Opinion
Decided May 15, 1925.
Motion for Appeal from Allen County.
F.R. GOAD and N.G. GOAD for appellant.
DENHARDT HUNTSMAN for appellee.
Granting the appeal and reversing the judgment.
The Armstrong Manufacturing Company, a corporation located at Waterloo, Iowa, during the summer and fall of 1920, issued to E.A. Dyer, its agent at Scottsville, Ky., four written evidences of indebtedness called commission certificates," aggregating $273.60, which Dyer assigned to appellee Gardner as collateral security for a loan of $2,000.00, evidenced by a note.
Dyer paid $1,040.00 on the note and left the state, whereupon Gardner instituted this action against Dyer and the Armstrong Manufacturing Company, to require the latter to pay to him for credit on the note the $273.60 alleged to be due to Dyer on the commission certificates. Dyer was constructively summoned, but did not answer, and the Armstrong Manufacturing Company filed a demurrer to the petition, which was overruled. To that ruling it saved an exception, and then filed answer, to which a demurrer was sustained, and upon its refusal to plead further, a judgment was entered against it in favor of the plaintiff for the $273.60, and from that judgment it has prayed an appeal.
The first contention for the appellant is, that the court erred in overruling its demurrer to the petition, because the commission certificates by their terms are "not negotiable, and not transferable," and, therefore, appellee was without title or right to sue upon same.
In this contention appellant is clearly in error, since, although the certificates were nonnegotiable, that fact did not prevent Dyer from assigning his interest therein to appellee, but only preserved to the maker any and all defenses against the transferee that it could have urged against the payee. Pond Creek Coal Co. v. Riley Lester, 171 Ky. 811, 188 S.W. 907; Ashless Coal Co. v. Davis, 183 Ky. 406, 209 S.W. 532; section 19 of the Civil Code, and the cases cited in the notes thereto.
Such an assignment may be by parol, Gray Co. v. Brisco, 6 Bush 687; Newby, etc. v. Hill, etc., 2 Mete. 530, and the pledgees may sue the maker and his assignor to enforce payment thereon. Hamilton's Extr. v. Hamilton, et al., 84 S.W. 1156. There is, therefore, no merit in this contention.
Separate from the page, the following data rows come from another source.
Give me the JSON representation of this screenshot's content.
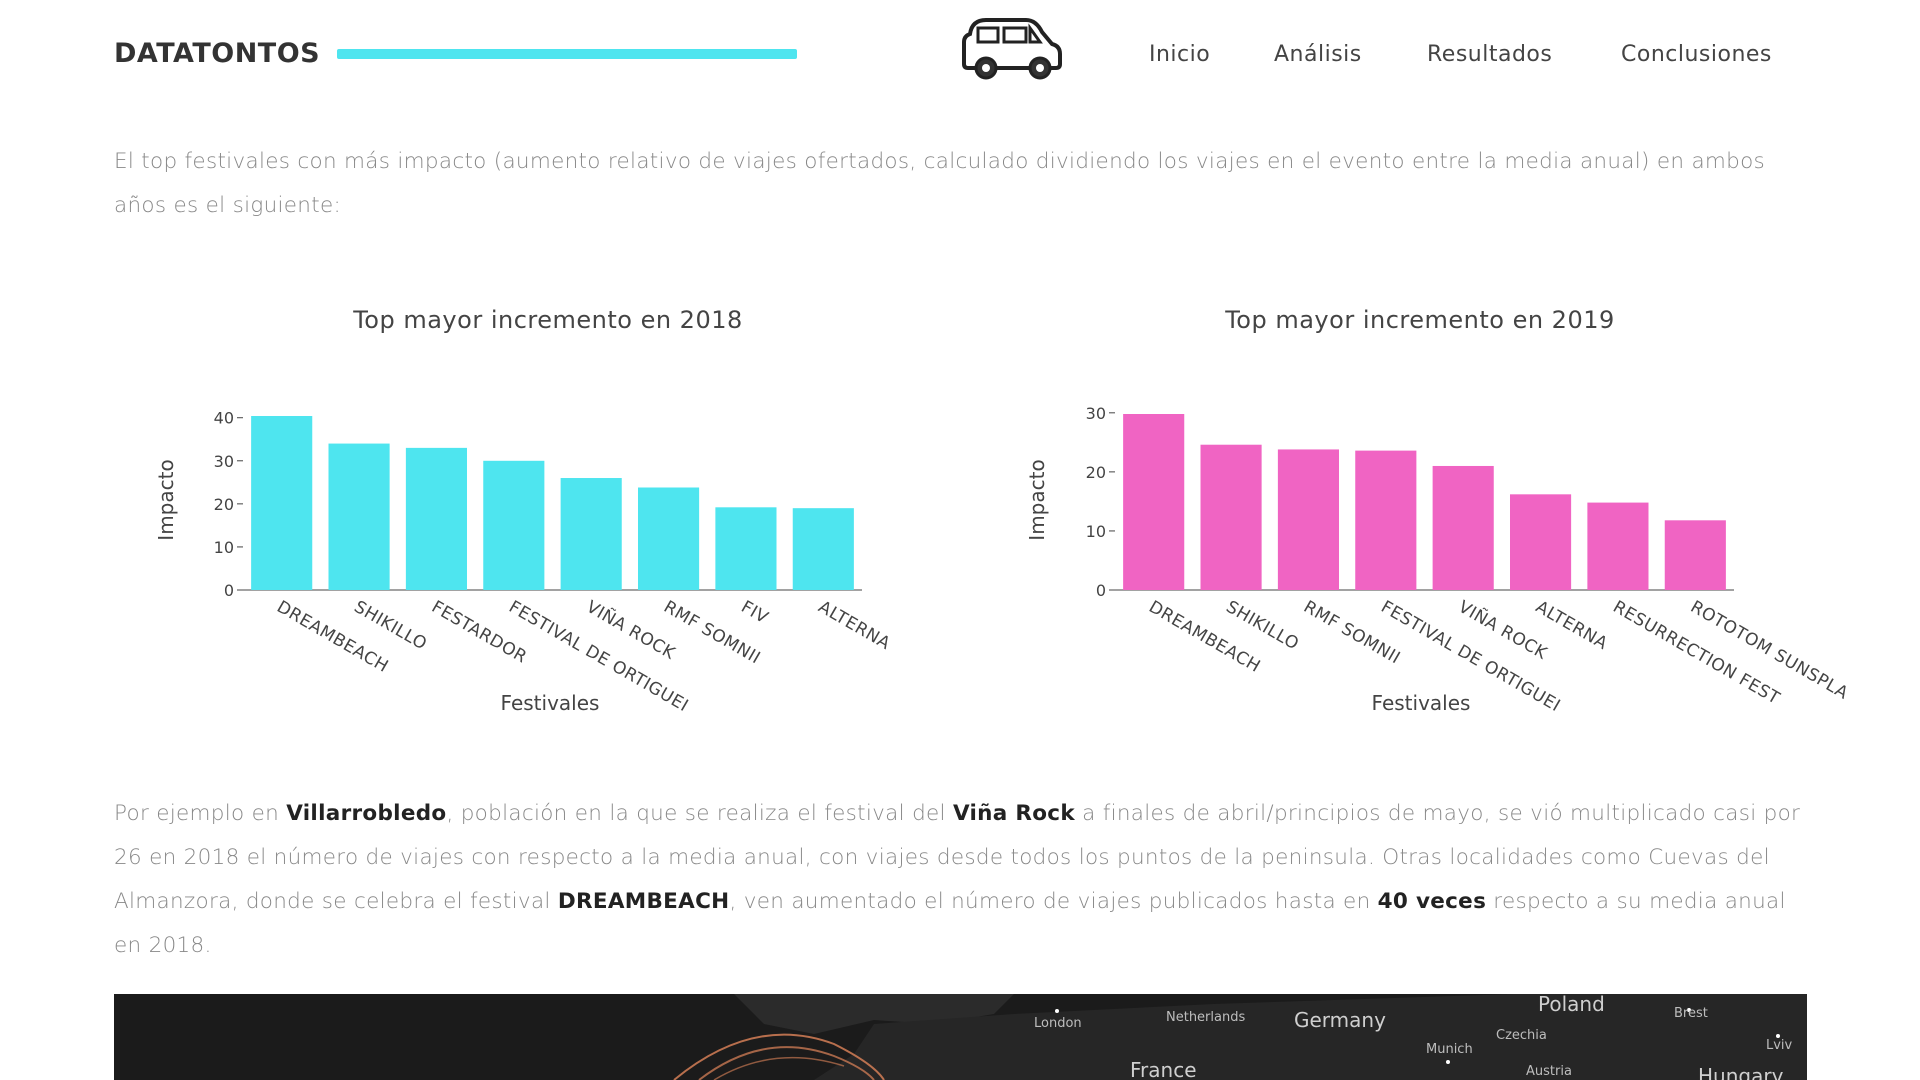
{
  "header": {
    "brand": "DATATONTOS",
    "progress": 0.73,
    "car_icon": "car-icon",
    "nav": [
      "Inicio",
      "Análisis",
      "Resultados",
      "Conclusiones"
    ]
  },
  "intro": {
    "text": "El top festivales con más impacto (aumento relativo de viajes ofertados, calculado dividiendo los viajes en el evento entre la media anual) en ambos años es el siguiente:"
  },
  "chart_data": [
    {
      "type": "bar",
      "title": "Top mayor incremento en 2018",
      "xlabel": "Festivales",
      "ylabel": "Impacto",
      "categories": [
        "DREAMBEACH",
        "SHIKILLO",
        "FESTARDOR",
        "FESTIVAL DE ORTIGUEIRA",
        "VIÑA ROCK",
        "RMF SOMNII",
        "FIV",
        "ALTERNA"
      ],
      "tick_labels": [
        "DREAMBEACH",
        "SHIKILLO",
        "FESTARDOR",
        "FESTIVAL DE ORTIGUEI",
        "VIÑA ROCK",
        "RMF SOMNII",
        "FIV",
        "ALTERNA"
      ],
      "values": [
        40.4,
        34,
        33,
        30,
        26,
        23.8,
        19.2,
        19
      ],
      "yticks": [
        0,
        10,
        20,
        30,
        40
      ],
      "ylim": [
        0,
        40.4
      ],
      "color": "#4ee5ef"
    },
    {
      "type": "bar",
      "title": "Top mayor incremento en 2019",
      "xlabel": "Festivales",
      "ylabel": "Impacto",
      "categories": [
        "DREAMBEACH",
        "SHIKILLO",
        "RMF SOMNII",
        "FESTIVAL DE ORTIGUEIRA",
        "VIÑA ROCK",
        "ALTERNA",
        "RESURRECTION FEST",
        "ROTOTOM SUNSPLASH"
      ],
      "tick_labels": [
        "DREAMBEACH",
        "SHIKILLO",
        "RMF SOMNII",
        "FESTIVAL DE ORTIGUEI",
        "VIÑA ROCK",
        "ALTERNA",
        "RESURRECTION FEST",
        "ROTOTOM SUNSPLA"
      ],
      "values": [
        29.8,
        24.6,
        23.8,
        23.6,
        21,
        16.2,
        14.8,
        11.8
      ],
      "yticks": [
        0,
        10,
        20,
        30
      ],
      "ylim": [
        0,
        29.8
      ],
      "color": "#f064c3"
    }
  ],
  "body": {
    "p1": "Por ejemplo en ",
    "b1": "Villarrobledo",
    "p2": ", población en la que se realiza el festival del ",
    "b2": "Viña Rock",
    "p3": " a finales de abril/principios de mayo, se vió multiplicado casi por 26 en 2018 el número de viajes con respecto a la media anual, con viajes desde todos los puntos de la peninsula. Otras localidades como Cuevas del Almanzora, donde se celebra el festival ",
    "b3": "DREAMBEACH",
    "p4": ", ven aumentado el número de viajes publicados hasta en ",
    "b4": "40 veces",
    "p5": " respecto a su media anual en 2018."
  },
  "map": {
    "labels": [
      "London",
      "Netherlands",
      "Germany",
      "Poland",
      "Brest",
      "Lviv",
      "Munich",
      "Czechia",
      "France",
      "Austria",
      "Hungary"
    ]
  }
}
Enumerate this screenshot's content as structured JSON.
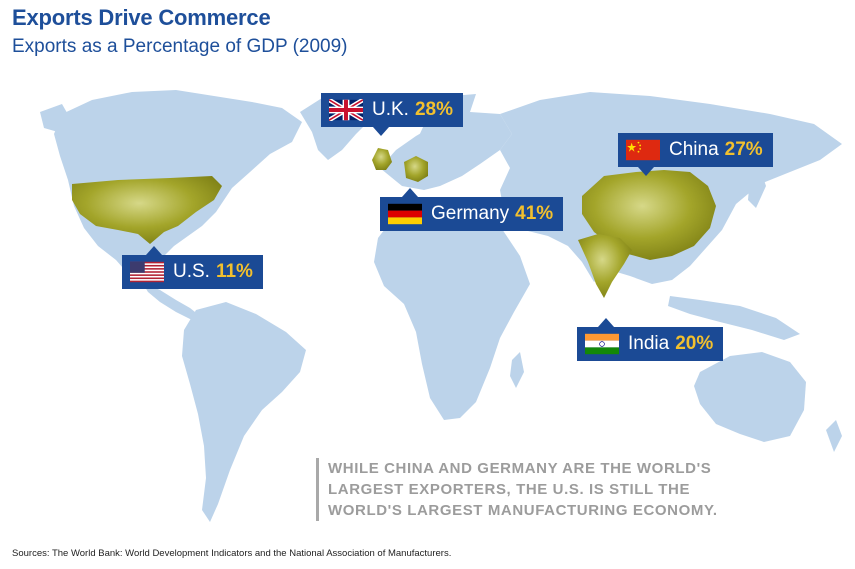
{
  "title": "Exports Drive Commerce",
  "subtitle": "Exports as a Percentage of GDP (2009)",
  "colors": {
    "ocean": "#ffffff",
    "land": "#bcd3ea",
    "highlight": "#9a9c1c",
    "callout_bg": "#1b4a95",
    "value": "#f2c02e"
  },
  "callouts": [
    {
      "country": "U.K.",
      "value": "28%",
      "flag": "uk-flag-icon"
    },
    {
      "country": "China",
      "value": "27%",
      "flag": "china-flag-icon"
    },
    {
      "country": "Germany",
      "value": "41%",
      "flag": "germany-flag-icon"
    },
    {
      "country": "U.S.",
      "value": "11%",
      "flag": "us-flag-icon"
    },
    {
      "country": "India",
      "value": "20%",
      "flag": "india-flag-icon"
    }
  ],
  "note": {
    "lines": [
      "WHILE CHINA AND GERMANY ARE THE WORLD'S",
      "LARGEST EXPORTERS, THE U.S. IS STILL THE",
      "WORLD'S LARGEST MANUFACTURING ECONOMY."
    ]
  },
  "sources": "Sources: The World Bank: World Development Indicators and the National Association of Manufacturers."
}
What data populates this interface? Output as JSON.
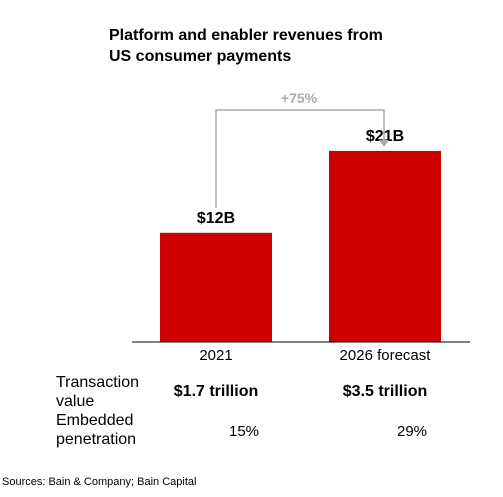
{
  "chart_data": {
    "type": "bar",
    "title": "Platform and enabler revenues from US consumer payments",
    "title_lines": [
      "Platform and enabler revenues from",
      "US consumer payments"
    ],
    "categories": [
      "2021",
      "2026 forecast"
    ],
    "values": [
      12,
      21
    ],
    "data_labels": [
      "$12B",
      "$21B"
    ],
    "unit": "$B",
    "ylim": [
      0,
      30
    ],
    "bar_color": "#cc0000",
    "change_label": "+75%",
    "change_color": "#aaaaaa",
    "grid": false,
    "legend": "none"
  },
  "table": {
    "rows": [
      {
        "label_lines": [
          "Transaction",
          "value"
        ],
        "values": [
          "$1.7 trillion",
          "$3.5 trillion"
        ]
      },
      {
        "label_lines": [
          "Embedded",
          "penetration"
        ],
        "values": [
          "15%",
          "29%"
        ]
      }
    ]
  },
  "source": "Sources: Bain & Company; Bain Capital"
}
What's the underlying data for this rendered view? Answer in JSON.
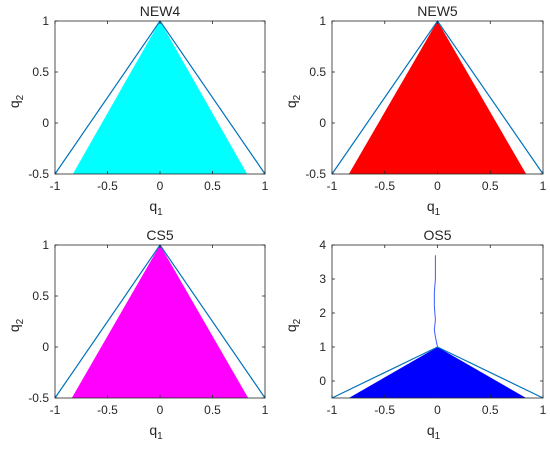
{
  "chart_data": [
    {
      "type": "area",
      "title": "NEW4",
      "xlabel": "q",
      "xlabel_sub": "1",
      "ylabel": "q",
      "ylabel_sub": "2",
      "xlim": [
        -1,
        1
      ],
      "ylim": [
        -0.5,
        1
      ],
      "xticks": [
        -1,
        -0.5,
        0,
        0.5,
        1
      ],
      "xtick_labels": [
        "-1",
        "-0.5",
        "0",
        "0.5",
        "1"
      ],
      "yticks": [
        -0.5,
        0,
        0.5,
        1
      ],
      "ytick_labels": [
        "-0.5",
        "0",
        "0.5",
        "1"
      ],
      "boundary": {
        "x": [
          -1,
          0,
          1
        ],
        "y": [
          -0.5,
          1,
          -0.5
        ]
      },
      "fill": {
        "x": [
          -0.83,
          0,
          0.83
        ],
        "y": [
          -0.5,
          1,
          -0.5
        ]
      },
      "fill_color": "#00ffff",
      "line_color": "#0072bd"
    },
    {
      "type": "area",
      "title": "NEW5",
      "xlabel": "q",
      "xlabel_sub": "1",
      "ylabel": "q",
      "ylabel_sub": "2",
      "xlim": [
        -1,
        1
      ],
      "ylim": [
        -0.5,
        1
      ],
      "xticks": [
        -1,
        -0.5,
        0,
        0.5,
        1
      ],
      "xtick_labels": [
        "-1",
        "-0.5",
        "0",
        "0.5",
        "1"
      ],
      "yticks": [
        -0.5,
        0,
        0.5,
        1
      ],
      "ytick_labels": [
        "-0.5",
        "0",
        "0.5",
        "1"
      ],
      "boundary": {
        "x": [
          -1,
          0,
          1
        ],
        "y": [
          -0.5,
          1,
          -0.5
        ]
      },
      "fill": {
        "x": [
          -0.84,
          0,
          0.84
        ],
        "y": [
          -0.5,
          1,
          -0.5
        ]
      },
      "fill_color": "#ff0000",
      "line_color": "#0072bd"
    },
    {
      "type": "area",
      "title": "CS5",
      "xlabel": "q",
      "xlabel_sub": "1",
      "ylabel": "q",
      "ylabel_sub": "2",
      "xlim": [
        -1,
        1
      ],
      "ylim": [
        -0.5,
        1
      ],
      "xticks": [
        -1,
        -0.5,
        0,
        0.5,
        1
      ],
      "xtick_labels": [
        "-1",
        "-0.5",
        "0",
        "0.5",
        "1"
      ],
      "yticks": [
        -0.5,
        0,
        0.5,
        1
      ],
      "ytick_labels": [
        "-0.5",
        "0",
        "0.5",
        "1"
      ],
      "boundary": {
        "x": [
          -1,
          0,
          1
        ],
        "y": [
          -0.5,
          1,
          -0.5
        ]
      },
      "fill": {
        "x": [
          -0.84,
          0,
          0.84
        ],
        "y": [
          -0.5,
          1,
          -0.5
        ]
      },
      "fill_color": "#ff00ff",
      "line_color": "#0072bd"
    },
    {
      "type": "area",
      "title": "OS5",
      "xlabel": "q",
      "xlabel_sub": "1",
      "ylabel": "q",
      "ylabel_sub": "2",
      "xlim": [
        -1,
        1
      ],
      "ylim": [
        -0.5,
        4
      ],
      "xticks": [
        -1,
        -0.5,
        0,
        0.5,
        1
      ],
      "xtick_labels": [
        "-1",
        "-0.5",
        "0",
        "0.5",
        "1"
      ],
      "yticks": [
        0,
        1,
        2,
        3,
        4
      ],
      "ytick_labels": [
        "0",
        "1",
        "2",
        "3",
        "4"
      ],
      "boundary": {
        "x": [
          -1,
          0,
          1
        ],
        "y": [
          -0.5,
          1,
          -0.5
        ]
      },
      "fill": {
        "x": [
          -0.84,
          0,
          0.84
        ],
        "y": [
          -0.5,
          1,
          -0.5
        ]
      },
      "trajectory": {
        "x": [
          0.0,
          -0.01,
          -0.02,
          -0.03,
          -0.02,
          -0.03,
          -0.03,
          -0.02,
          -0.02,
          -0.02,
          -0.02
        ],
        "y": [
          1.0,
          1.15,
          1.3,
          1.5,
          1.8,
          2.2,
          2.6,
          3.0,
          3.3,
          3.5,
          3.7
        ]
      },
      "fill_color": "#0000ff",
      "line_color": "#0072bd",
      "trajectory_color": "#3c5aff"
    }
  ]
}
But the petition is nevertheless fatally defective, since it does not aver the fulfillment of any of the conditions stated in the commission certificates as conditions precedent to an indebtedness to Dyer, or a right of recovery thereon. The petition simply states that the commission certificates "are past due and wholly unpaid," which obviously is merely a conclusion of the pleader.
As the certificates sued upon, by their terms, became actionable against the maker only under certain named conditions, the petition did not manifest an indebtedness to Dyer or a cause of action against the defendant, since it did not allege the fulfillment of any of the named conditions.
Hence the court erred in overruling appellant's demurrer thereto, and also in sustaining a demurrer to the answer, since it traverses the allegations of the petition.
Plaintiff's demurrer to the answer, therefore, should have been carried back to the petition, even though the answer failed to state a defense to the certificates, since it, too, plead only a conclusion in that it simply denied that there was anything due Dyer upon any of the certificates, without setting up its account with Dyer to show that nothing was due him on the certificates according to their terms and conditions.
Wherefore, the appeal is granted, and the judgment reversed, with directions to sustain the demurrer to the petition and for proceedings consistent herewith.